Legend of the Roller Blade Seven
A collaboration between auteurs Donald Jackson and Scott Shaw, this post-apocalyptic movie is a fine example of Zen Filmmaking (i.e. filming whatever crap comes to mind with whatever actors and costumes we can throw together before the cops show up.) Imagine Tommy Wiseau remaking Mad Max and you can just about imagine what this is like.
I've seen this movie and it would be prime riffing material. But you'd have to make sure it was the original VHS version rather than the version currently on sale on Scott Shaw's website.
See, here's a shocking factoid - there's actually a movie Scott Shaw and Donald G. Jackson were ashamed of and didn't want their names attached to. And that was Legend of the Rollerblade 7.

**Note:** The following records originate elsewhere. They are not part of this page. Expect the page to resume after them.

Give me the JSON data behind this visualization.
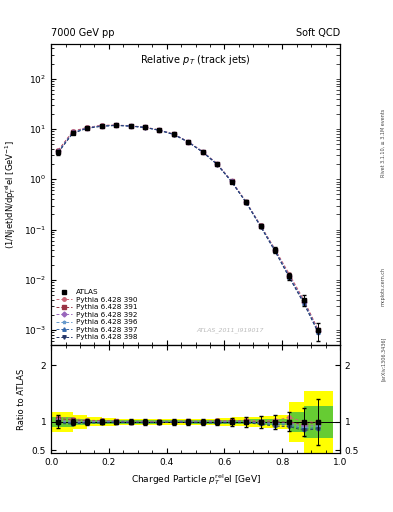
{
  "title_left": "7000 GeV pp",
  "title_right": "Soft QCD",
  "plot_title": "Relative $p_T$ (track jets)",
  "ylabel_main": "(1/Njet)dN/dp$^{\\rm rel}_{T}$el [GeV$^{-1}$]",
  "ylabel_ratio": "Ratio to ATLAS",
  "xlabel": "Charged Particle $p^{\\rm rel}_{T}$el [GeV]",
  "watermark": "ATLAS_2011_I919017",
  "right_label_top": "Rivet 3.1.10, ≥ 3.1M events",
  "right_label_mid": "mcplots.cern.ch",
  "right_label_bot": "[arXiv:1306.3436]",
  "xdata": [
    0.025,
    0.075,
    0.125,
    0.175,
    0.225,
    0.275,
    0.325,
    0.375,
    0.425,
    0.475,
    0.525,
    0.575,
    0.625,
    0.675,
    0.725,
    0.775,
    0.825,
    0.875,
    0.925
  ],
  "atlas_y": [
    3.5,
    8.5,
    10.5,
    11.5,
    11.8,
    11.5,
    10.8,
    9.5,
    7.8,
    5.5,
    3.5,
    2.0,
    0.9,
    0.35,
    0.12,
    0.04,
    0.012,
    0.004,
    0.001
  ],
  "atlas_yerr": [
    0.4,
    0.5,
    0.5,
    0.5,
    0.5,
    0.5,
    0.5,
    0.4,
    0.4,
    0.3,
    0.2,
    0.12,
    0.07,
    0.03,
    0.012,
    0.005,
    0.002,
    0.001,
    0.0004
  ],
  "pythia390_y": [
    3.8,
    9.0,
    10.8,
    11.8,
    12.0,
    11.6,
    10.9,
    9.6,
    7.9,
    5.6,
    3.55,
    2.05,
    0.92,
    0.36,
    0.122,
    0.041,
    0.013,
    0.004,
    0.001
  ],
  "pythia391_y": [
    3.7,
    8.8,
    10.7,
    11.7,
    11.9,
    11.5,
    10.8,
    9.5,
    7.85,
    5.55,
    3.52,
    2.02,
    0.91,
    0.355,
    0.12,
    0.04,
    0.012,
    0.0038,
    0.001
  ],
  "pythia392_y": [
    3.6,
    8.6,
    10.6,
    11.6,
    11.85,
    11.48,
    10.78,
    9.48,
    7.82,
    5.52,
    3.51,
    2.01,
    0.905,
    0.352,
    0.119,
    0.039,
    0.0118,
    0.0037,
    0.00095
  ],
  "pythia396_y": [
    3.55,
    8.4,
    10.5,
    11.5,
    11.82,
    11.45,
    10.75,
    9.45,
    7.8,
    5.5,
    3.5,
    2.0,
    0.9,
    0.35,
    0.118,
    0.039,
    0.0115,
    0.0036,
    0.00092
  ],
  "pythia397_y": [
    3.5,
    8.3,
    10.4,
    11.4,
    11.78,
    11.42,
    10.72,
    9.42,
    7.78,
    5.48,
    3.48,
    1.98,
    0.895,
    0.348,
    0.117,
    0.038,
    0.0113,
    0.0035,
    0.0009
  ],
  "pythia398_y": [
    3.4,
    8.2,
    10.3,
    11.3,
    11.75,
    11.4,
    10.7,
    9.4,
    7.75,
    5.45,
    3.45,
    1.96,
    0.89,
    0.345,
    0.115,
    0.037,
    0.011,
    0.0034,
    0.00088
  ],
  "atlas_band_yellow": [
    0.18,
    0.12,
    0.08,
    0.07,
    0.06,
    0.06,
    0.06,
    0.05,
    0.05,
    0.05,
    0.06,
    0.06,
    0.07,
    0.08,
    0.09,
    0.1,
    0.12,
    0.35,
    0.55
  ],
  "atlas_band_green": [
    0.09,
    0.06,
    0.04,
    0.035,
    0.03,
    0.03,
    0.03,
    0.025,
    0.025,
    0.025,
    0.03,
    0.03,
    0.035,
    0.04,
    0.045,
    0.05,
    0.06,
    0.18,
    0.28
  ],
  "colors": {
    "pythia390": "#cc6677",
    "pythia391": "#993344",
    "pythia392": "#9966bb",
    "pythia396": "#6699cc",
    "pythia397": "#3366aa",
    "pythia398": "#223366"
  },
  "markers": {
    "pythia390": "o",
    "pythia391": "s",
    "pythia392": "D",
    "pythia396": "*",
    "pythia397": "^",
    "pythia398": "v"
  },
  "xlim": [
    0.0,
    1.0
  ],
  "ylim_main": [
    0.0005,
    500.0
  ],
  "ylim_ratio": [
    0.45,
    2.35
  ],
  "ratio_yticks": [
    0.5,
    1.0,
    2.0
  ]
}
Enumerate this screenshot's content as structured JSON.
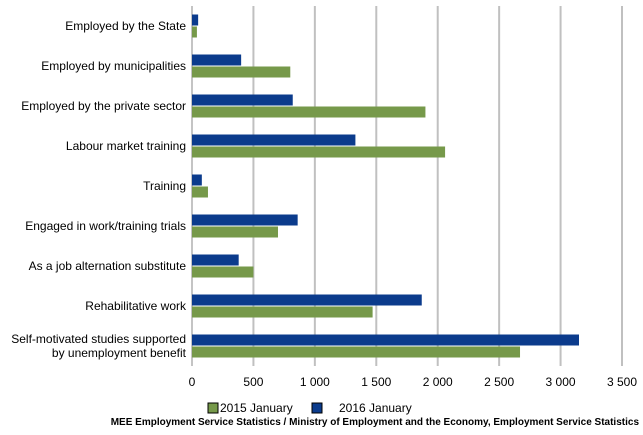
{
  "chart_data": {
    "type": "bar",
    "orientation": "horizontal",
    "categories": [
      [
        "Employed by the State"
      ],
      [
        "Employed by municipalities"
      ],
      [
        "Employed by the private sector"
      ],
      [
        "Labour market training"
      ],
      [
        "Training"
      ],
      [
        "Engaged in work/training trials"
      ],
      [
        "As a job alternation substitute"
      ],
      [
        "Rehabilitative work"
      ],
      [
        "Self-motivated studies supported",
        "by unemployment benefit"
      ]
    ],
    "series": [
      {
        "name": "2016 January",
        "color": "#0b3b8c",
        "values": [
          50,
          400,
          820,
          1330,
          80,
          860,
          380,
          1870,
          3150
        ]
      },
      {
        "name": "2015 January",
        "color": "#76994a",
        "values": [
          40,
          800,
          1900,
          2060,
          130,
          700,
          500,
          1470,
          2670
        ]
      }
    ],
    "xlim": [
      0,
      3500
    ],
    "xticks": [
      0,
      500,
      1000,
      1500,
      2000,
      2500,
      3000,
      3500
    ],
    "xtick_labels": [
      "0",
      "500",
      "1 000",
      "1 500",
      "2 000",
      "2 500",
      "3 000",
      "3 500"
    ],
    "grid": true,
    "legend": {
      "placement": "bottom",
      "entries": [
        {
          "label": "2015 January",
          "color": "#76994a"
        },
        {
          "label": "2016 January",
          "color": "#0b3b8c"
        }
      ]
    },
    "source": "MEE Employment Service Statistics / Ministry of Employment and the Economy, Employment Service Statistics"
  }
}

According to Shaw, the VHS version of the movie was put together by one of their other producers, without their permission, using footage from The Rollerblade 7 and Return of the Rollerblade 7. And it is even more nonsensical than a standard Shaw/Jackson production.

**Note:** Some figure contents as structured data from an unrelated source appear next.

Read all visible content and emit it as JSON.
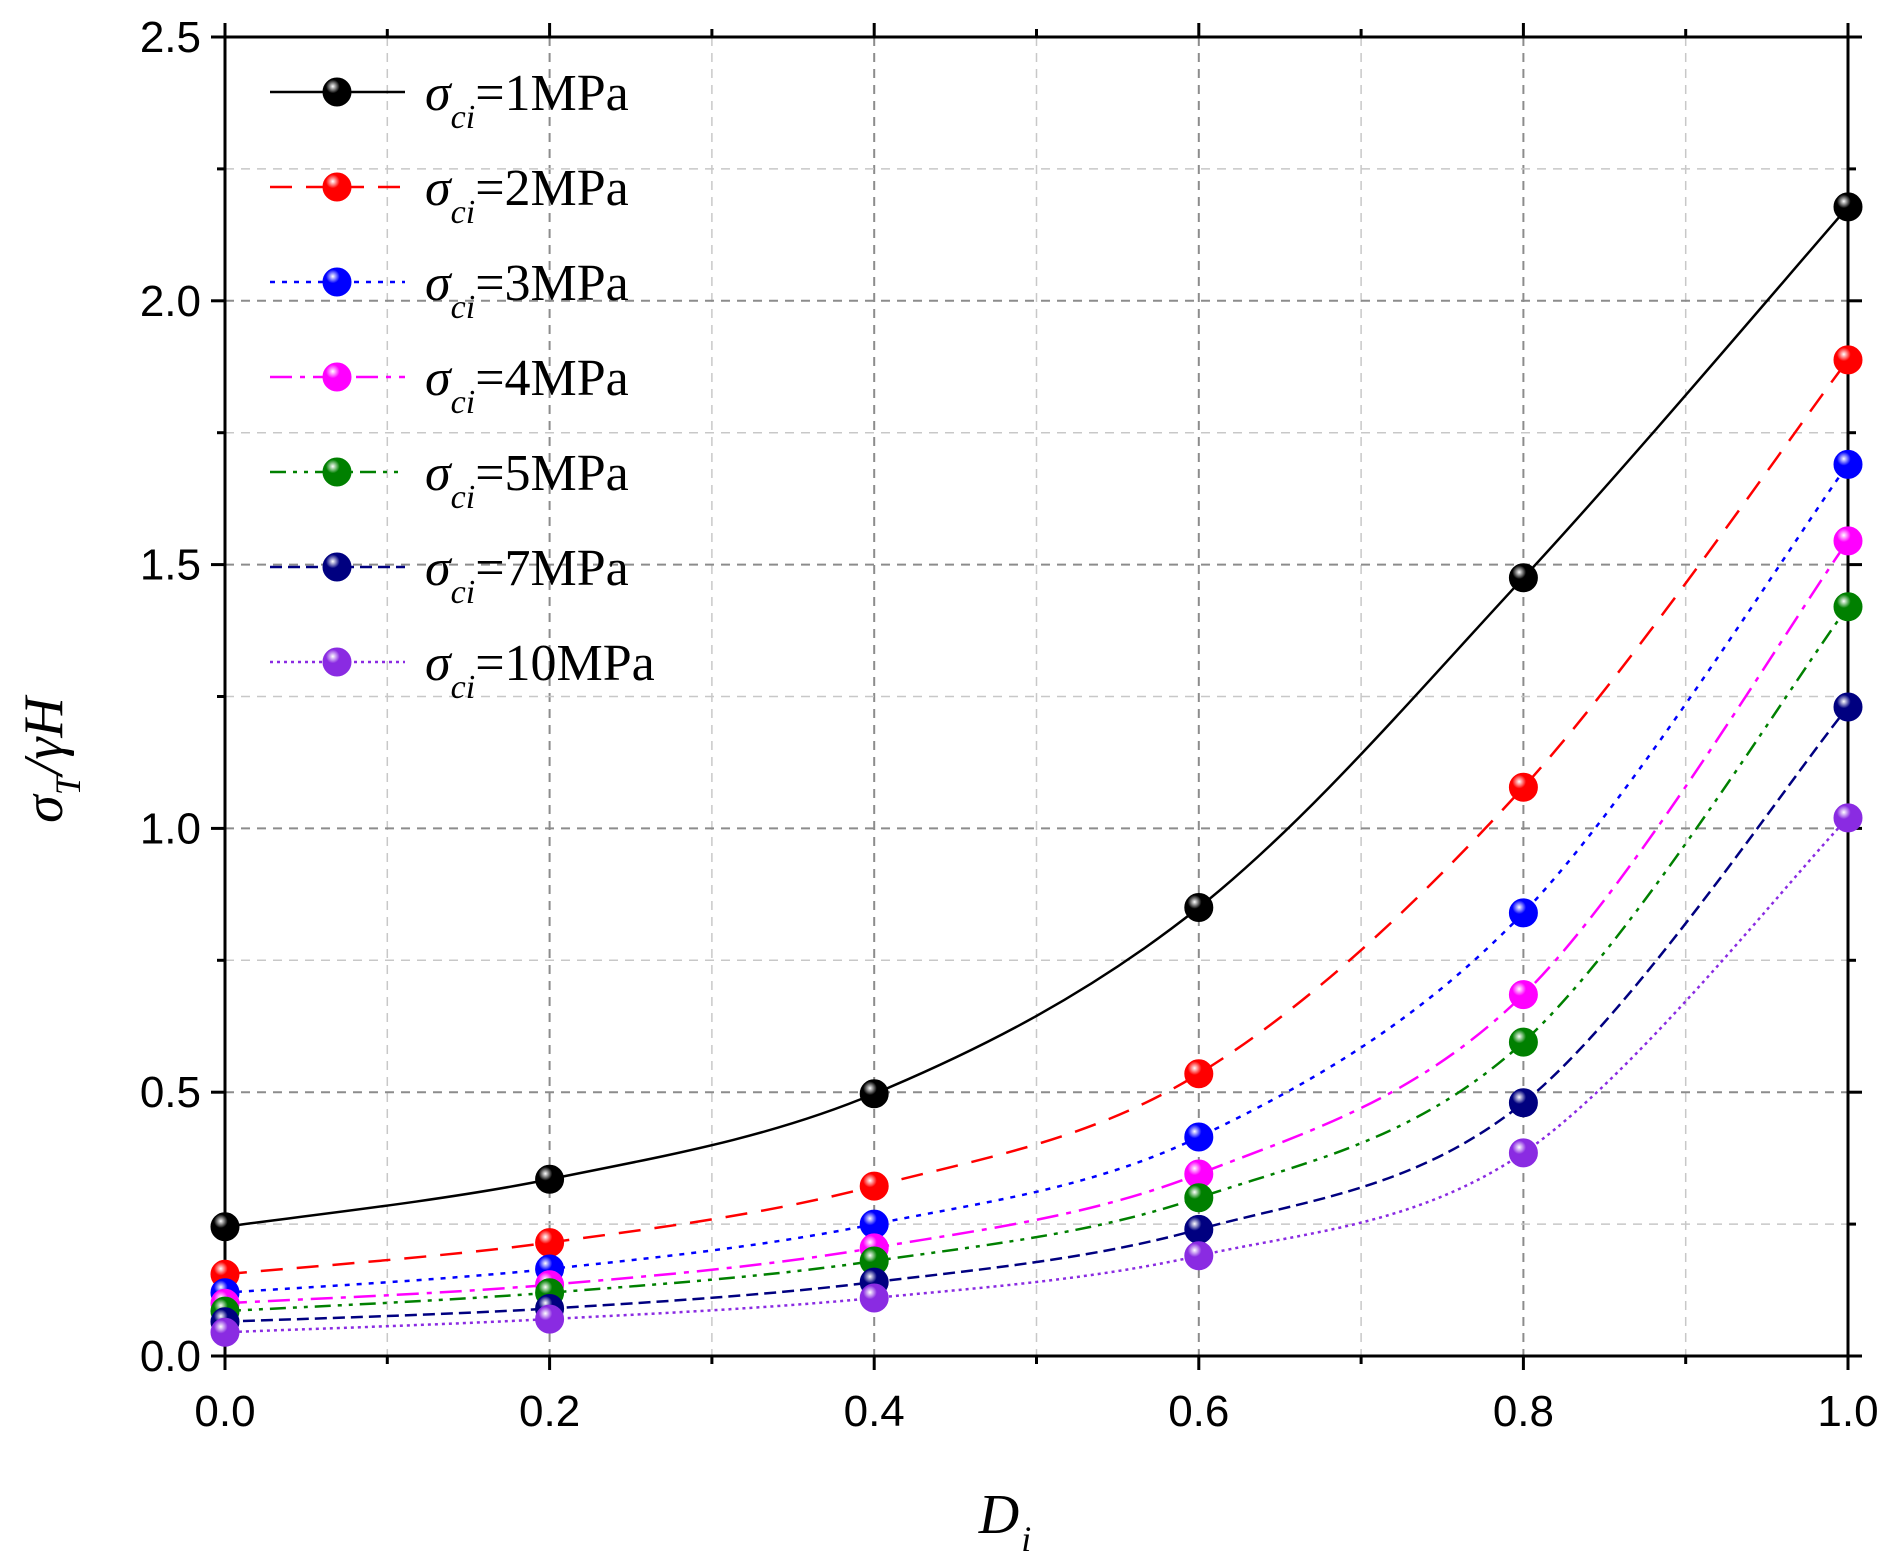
{
  "chart_data": {
    "type": "line",
    "title": "",
    "xlabel": {
      "main": "D",
      "sub": "i"
    },
    "ylabel": {
      "sigma": "σ",
      "sub": "T",
      "rest": "/γH"
    },
    "xlim": [
      0.0,
      1.0
    ],
    "ylim": [
      0.0,
      2.5
    ],
    "xticks": [
      "0.0",
      "0.2",
      "0.4",
      "0.6",
      "0.8",
      "1.0"
    ],
    "yticks": [
      "0.0",
      "0.5",
      "1.0",
      "1.5",
      "2.0",
      "2.5"
    ],
    "grid": true,
    "legend_position": "top-left",
    "x": [
      0.0,
      0.2,
      0.4,
      0.6,
      0.8,
      1.0
    ],
    "series": [
      {
        "name": "σci=1MPa",
        "label_sigma": "σ",
        "label_sub": "ci",
        "label_value": "=1MPa",
        "color": "#000000",
        "dash": "solid",
        "values": [
          0.245,
          0.335,
          0.497,
          0.85,
          1.475,
          2.178
        ]
      },
      {
        "name": "σci=2MPa",
        "label_sigma": "σ",
        "label_sub": "ci",
        "label_value": "=2MPa",
        "color": "#ff0000",
        "dash": "dash",
        "values": [
          0.155,
          0.215,
          0.322,
          0.535,
          1.078,
          1.888
        ]
      },
      {
        "name": "σci=3MPa",
        "label_sigma": "σ",
        "label_sub": "ci",
        "label_value": "=3MPa",
        "color": "#0000ff",
        "dash": "dot",
        "values": [
          0.12,
          0.165,
          0.25,
          0.415,
          0.84,
          1.69
        ]
      },
      {
        "name": "σci=4MPa",
        "label_sigma": "σ",
        "label_sub": "ci",
        "label_value": "=4MPa",
        "color": "#ff00ff",
        "dash": "dashdot",
        "values": [
          0.1,
          0.135,
          0.205,
          0.345,
          0.685,
          1.545
        ]
      },
      {
        "name": "σci=5MPa",
        "label_sigma": "σ",
        "label_sub": "ci",
        "label_value": "=5MPa",
        "color": "#008000",
        "dash": "dashdotdot",
        "values": [
          0.085,
          0.12,
          0.18,
          0.3,
          0.595,
          1.42
        ]
      },
      {
        "name": "σci=7MPa",
        "label_sigma": "σ",
        "label_sub": "ci",
        "label_value": "=7MPa",
        "color": "#000080",
        "dash": "shortdash",
        "values": [
          0.065,
          0.09,
          0.14,
          0.24,
          0.48,
          1.23
        ]
      },
      {
        "name": "σci=10MPa",
        "label_sigma": "σ",
        "label_sub": "ci",
        "label_value": "=10MPa",
        "color": "#8a2be2",
        "dash": "shortdot",
        "values": [
          0.045,
          0.07,
          0.11,
          0.19,
          0.385,
          1.02
        ]
      }
    ]
  }
}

...Scott Shaw, of Rollergator fame?
The master of Zen film-making Scott Shaw, a beautiful blonde warrior who doesn't know how to use a sword, a mime wielding a pair of baseball bats as weapons, a banjo player wearing a top-hat and rollerblading, a sub-plot involving Buddy Holly and Ritche Valens, plastic toy katana battles in a ditch, and Frank Stallone! Yes, this one is ripe for the riffing!
Devan Gladden commented
What if "Mad Max" and "Teenage Mutant Ninja Turtles" had a freak offspring of a movie? What if half naked ninja chicks on roller blades with samurai swords clashed with punks to the sound of a banjo? What if I wasn't making all this up? Yes 1991's "Roller Blade Seven" truly exists, and it makes "Eraserhead" look like a 6th grade art project. What if THE WHEEL ZONE is something that's really damn important? What if you went forth now and skated the path of righteousness? What if...it's a trilogy?